While the government may argue that its use would be limited to this case, there is no way to guarantee such control,” Cook wrote.

But the court order suggests a way to bypass the password limit on Farook’s phone only: by creating “a signed iPhone software file” that “will be coded by Apple with a unique identifier of the phone so that the [software] would only load and execute on the SUBJECT DEVICE.”

A very limited hack, only workable on one phone, is certainly nice to talk about, but is it actually within Apple’s technical capabilities?

According to Dan Guido at the Trail of Bits Blog, it is. Guido writes that Farook’s iPhone 5C doesn’t have the modern security measures Apple introduced along with TouchID — the feature that lets you unlock your phone with a fingerprint. Newer phones have a “Secure Enclave,” a separate computer that handles password security; installing a custom version of the operating system wouldn’t get around that.

But in the 5C, the operating system handles all the password functions, and the operating system could theoretically be replaced with a firmware update, even on a locked phone. In fact, this is something Apple allegedly did for law enforcement around 2012, back when the iPhone’s operating system was less secure and Edward Snowden hadn’t yet turned government surveillance into a hot political issue.

So, to Guido, it’s technically possible to do what the FBI wants here:

On the iPhone 5C, the passcode delay and device erasure are implemented in software and Apple can add support for peripheral devices that facilitate PIN code entry,” he writes. “In order to limit the risk of abuse, Apple can lock the customized version of iOS to only work on the specific recovered iPhone and perform all recovery on their own, without sharing the firmware image with the FBI.”

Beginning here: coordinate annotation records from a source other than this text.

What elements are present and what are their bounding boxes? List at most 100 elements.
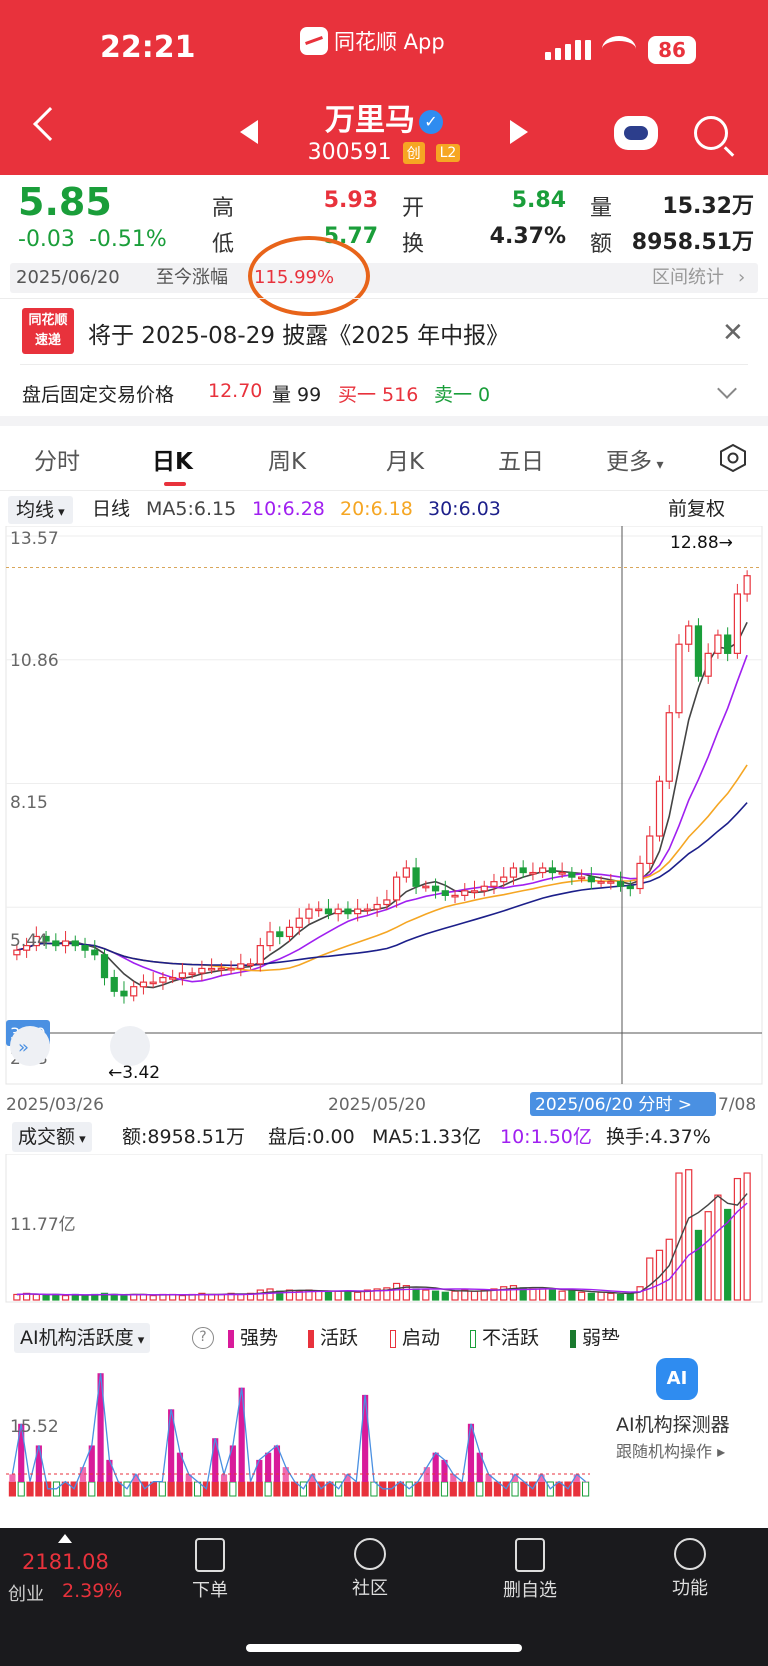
volume-value: 15.32万 <box>662 194 754 219</box>
candle <box>139 981 148 988</box>
tab-daily-k[interactable]: 日K <box>152 449 193 475</box>
candle <box>120 990 128 997</box>
tab-more-label: 更多 <box>606 449 652 475</box>
search-icon[interactable] <box>694 116 728 150</box>
volume-bar <box>315 1290 323 1301</box>
tab-more[interactable]: 更多 ▾ <box>606 442 663 476</box>
tab-five-day[interactable]: 五日 <box>498 449 544 475</box>
candle <box>61 940 70 947</box>
legend-starting-label: 启动 <box>402 1327 441 1349</box>
volume-ma5: MA5:1.33亿 <box>372 1126 482 1148</box>
interval-stats-link[interactable]: 区间统计 <box>652 267 724 288</box>
candle <box>276 931 284 938</box>
change-pct: -0.51% <box>88 227 167 252</box>
next-stock-icon[interactable] <box>510 120 528 144</box>
amount-label: 额 <box>590 232 613 257</box>
candle <box>227 967 235 971</box>
candle <box>334 908 342 915</box>
candle <box>256 945 264 965</box>
ai-strength-bar <box>220 1474 228 1482</box>
candle <box>285 926 294 938</box>
tab-weekly-k[interactable]: 周K <box>268 449 307 475</box>
ai-base-bar <box>246 1481 255 1497</box>
candle <box>373 903 381 910</box>
volume-bar <box>178 1294 187 1301</box>
candle <box>646 835 654 865</box>
candle <box>500 876 508 883</box>
ai-indicator-label: AI机构活跃度 <box>20 1327 134 1349</box>
ai-strength-bar <box>35 1445 42 1482</box>
ma10-line <box>16 654 748 983</box>
ai-activity-chart[interactable]: 15.52 <box>0 1356 768 1506</box>
logo-text-top: 同花顺 <box>28 313 68 328</box>
ai-strength-bar <box>467 1423 475 1482</box>
ai-strength-bar <box>176 1452 184 1482</box>
nav-functions[interactable]: 功能 <box>640 1532 740 1600</box>
ai-base-bar <box>458 1481 466 1497</box>
volume-bar <box>577 1291 586 1301</box>
ai-base-bar <box>308 1481 316 1497</box>
y-tick-label: 13.57 <box>10 529 59 549</box>
tab-monthly-k[interactable]: 月K <box>386 449 425 475</box>
volume-bar <box>539 1288 547 1301</box>
fixed-price-label: 盘后固定交易价格 <box>22 384 175 406</box>
nav-order[interactable]: 下单 <box>160 1532 260 1602</box>
ma-legend: 日线 MA5:6.15 10:6.28 20:6.18 30:6.03 前复权 <box>0 492 768 526</box>
help-icon[interactable]: ? <box>192 1327 214 1349</box>
crosshair-date-tag[interactable] <box>530 1092 716 1116</box>
candle <box>597 881 605 884</box>
indicator-dropdown[interactable]: 均线 ▾ <box>8 496 73 524</box>
ai-base-bar <box>582 1481 590 1497</box>
nav-remove-watchlist[interactable]: 删自选 <box>480 1532 580 1602</box>
robot-assistant-icon[interactable] <box>614 116 658 150</box>
candle <box>724 634 732 654</box>
candle <box>305 908 313 919</box>
nav-community[interactable]: 社区 <box>320 1532 420 1600</box>
x-tick-label: 2025/05/20 <box>328 1095 426 1115</box>
ai-detector-card[interactable]: AI AI机构探测器 跟随机构操作 ▸ <box>600 1340 768 1500</box>
adjust-mode[interactable]: 前复权 <box>668 498 726 520</box>
volume-bar <box>373 1288 381 1301</box>
index-value[interactable]: 2181.08 <box>22 1550 109 1574</box>
ai-strength-bar <box>106 1459 113 1482</box>
app-label: 同花顺 App <box>300 26 445 56</box>
caret-up-icon[interactable] <box>58 1534 72 1543</box>
ai-strength-bar <box>88 1445 95 1482</box>
tab-intraday[interactable]: 分时 <box>34 449 80 475</box>
amount-value: 8958.51万 <box>631 230 754 255</box>
notice-banner[interactable]: 同花顺 速递 将于 2025-08-29 披露《2025 年中报》 ✕ <box>0 298 768 364</box>
ai-strength-bar <box>362 1394 369 1482</box>
ai-base-bar <box>26 1481 34 1497</box>
expand-arrows-icon[interactable] <box>10 1026 50 1066</box>
volume-amount: 额:8958.51万 <box>122 1126 245 1148</box>
candle <box>577 876 586 880</box>
kline-chart[interactable]: 13.57 10.86 8.15 5.44 2.73 3.49 » 12.88→… <box>0 526 768 1116</box>
caret-down-icon: ▾ <box>133 1333 145 1348</box>
ma10-value: 10:6.28 <box>252 498 325 520</box>
home-indicator[interactable] <box>246 1644 522 1652</box>
volume-indicator-dropdown[interactable]: 成交额 ▾ <box>12 1122 92 1152</box>
hexagon-settings-icon[interactable] <box>718 443 748 473</box>
volume-bar <box>422 1289 430 1301</box>
candle <box>266 931 274 947</box>
volume-bar <box>32 1293 40 1301</box>
fullscreen-icon[interactable] <box>110 1026 150 1066</box>
ai-indicator-dropdown[interactable]: AI机构活跃度 ▾ <box>14 1323 151 1353</box>
volume-chart[interactable]: 11.77亿 <box>0 1154 768 1304</box>
ai-activity-legend: AI机构活跃度 ▾ ? 强势 活跃 启动 不活跃 弱势 <box>0 1320 768 1356</box>
nav-community-label: 社区 <box>352 1578 388 1599</box>
candle <box>237 963 245 970</box>
legend-inactive: 不活跃 <box>470 1320 539 1356</box>
ai-base-bar <box>264 1481 272 1497</box>
candle <box>246 963 255 966</box>
prev-stock-icon[interactable] <box>240 120 258 144</box>
volume-bar <box>13 1293 21 1301</box>
volume-bars <box>13 1169 751 1301</box>
volume-bar <box>714 1194 722 1301</box>
y-tick-label: 5.44 <box>10 931 48 951</box>
volume-ma-lines <box>16 1193 748 1296</box>
close-icon[interactable]: ✕ <box>722 318 744 348</box>
interval-strip[interactable]: 2025/06/20 至今涨幅 115.99% 区间统计 › <box>10 263 758 293</box>
after-hours-fixed-price-row[interactable]: 盘后固定交易价格 12.70 量 99 买一 516 卖一 0 <box>0 370 768 414</box>
chevron-right-icon: › <box>738 267 746 288</box>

Forensic scientist Jonathan Zdziarski agrees it should be doable “on a technical level,” noting that Apple has firmware signing capabilities for all its devices, making Apple employees the only people who can get a locked phone to accept new software.

It’s also possible that whatever method Apple uses won’t work on the latest phones — the 5S and up — with the Secure Enclave. Can Apple modify that Secure Enclave? Probably, according to John Kelley, an InfoSec expert at Square. It just doesn’t appear that they’d have any incentive to do so when they’re only being asked to help break into a 5C.

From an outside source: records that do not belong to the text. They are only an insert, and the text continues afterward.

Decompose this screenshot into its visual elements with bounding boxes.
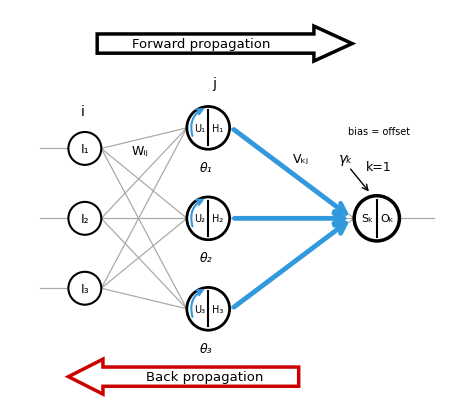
- Text: θ₁: θ₁: [200, 161, 212, 175]
- Text: Oₖ: Oₖ: [380, 214, 393, 224]
- Text: k=1: k=1: [366, 161, 392, 174]
- Text: Forward propagation: Forward propagation: [132, 38, 270, 51]
- Text: U₁: U₁: [194, 123, 205, 133]
- Polygon shape: [97, 27, 352, 62]
- Text: Wᵢⱼ: Wᵢⱼ: [132, 145, 149, 158]
- Circle shape: [68, 272, 101, 305]
- Text: Vₖⱼ: Vₖⱼ: [292, 153, 309, 166]
- Circle shape: [354, 196, 400, 241]
- Circle shape: [187, 288, 229, 330]
- Text: I₁: I₁: [81, 142, 89, 156]
- Text: Back propagation: Back propagation: [146, 370, 264, 383]
- Text: I₂: I₂: [81, 212, 89, 225]
- Circle shape: [68, 202, 101, 235]
- Text: Sₖ: Sₖ: [361, 214, 373, 224]
- Text: U₃: U₃: [194, 304, 205, 314]
- Text: U₂: U₂: [194, 214, 205, 224]
- Text: I₃: I₃: [81, 282, 89, 295]
- Circle shape: [68, 133, 101, 166]
- Text: H₃: H₃: [212, 304, 224, 314]
- Text: j: j: [212, 77, 217, 91]
- Circle shape: [187, 197, 229, 240]
- Text: H₁: H₁: [212, 123, 223, 133]
- Text: θ₃: θ₃: [200, 342, 212, 355]
- Text: θ₂: θ₂: [200, 252, 212, 265]
- Text: γₖ: γₖ: [339, 152, 353, 166]
- Circle shape: [187, 107, 229, 150]
- Text: H₂: H₂: [212, 214, 223, 224]
- Polygon shape: [68, 359, 299, 394]
- Text: bias = offset: bias = offset: [348, 127, 410, 137]
- Text: i: i: [81, 104, 85, 118]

But no matter what measures Apple takes to make sure the custom software only works on Farook’s phone, the company will still have built a back door into iOS devices. Helping the FBI in this case will confirm that disabling the iPhone’s limit on password guesses is possible and create the potential that it could be repeated by malicious hackers (or, more likely, that the government could order Apple to repeat the process on other devices in evidence).

Those are just the consequences of installing new software on the phone. There’s also the question of how the FBI can access the device after that happens. The two options laid out in the court order both seem risky: Apple can bring the software to the FBI and let them try to crack the password, or Apple can take the phone to one of its facilities, then let the FBI try to crack it remotely.

Even if the FBI never handles the firmware file itself, and lets Apple do everything except the brute-force password entry, the company would be forced into creating a system that could be used again.

“Part of the court order also instructed Apple to essentially design a system by which pins could be sent electronically to the device, allowing for rapid brute forcing while still giving Apple plausible deniability that they hacked a customer device in a literal sense,” as Zdziarski wrote.

Cook seems to share all of these concerns, but without admitting to the possibility that Apple could theoretically build a hack with this phone only. In his open letter, he wrote, “[M]ake no mistake: Building a version of iOS that bypasses security in this way would undeniably create a backdoor. And while the government may argue that its use would be limited to this case, there is no way to guarantee such control.”

There may be a way to limit its use, but that doesn’t undermine Cook’s larger point: that if Apple doesn’t take a stand in this case, they could be forced to build “limited” back doors again and again, targeting any number of devices.

No reasonable person,” Cook wrote, “would find that acceptable.”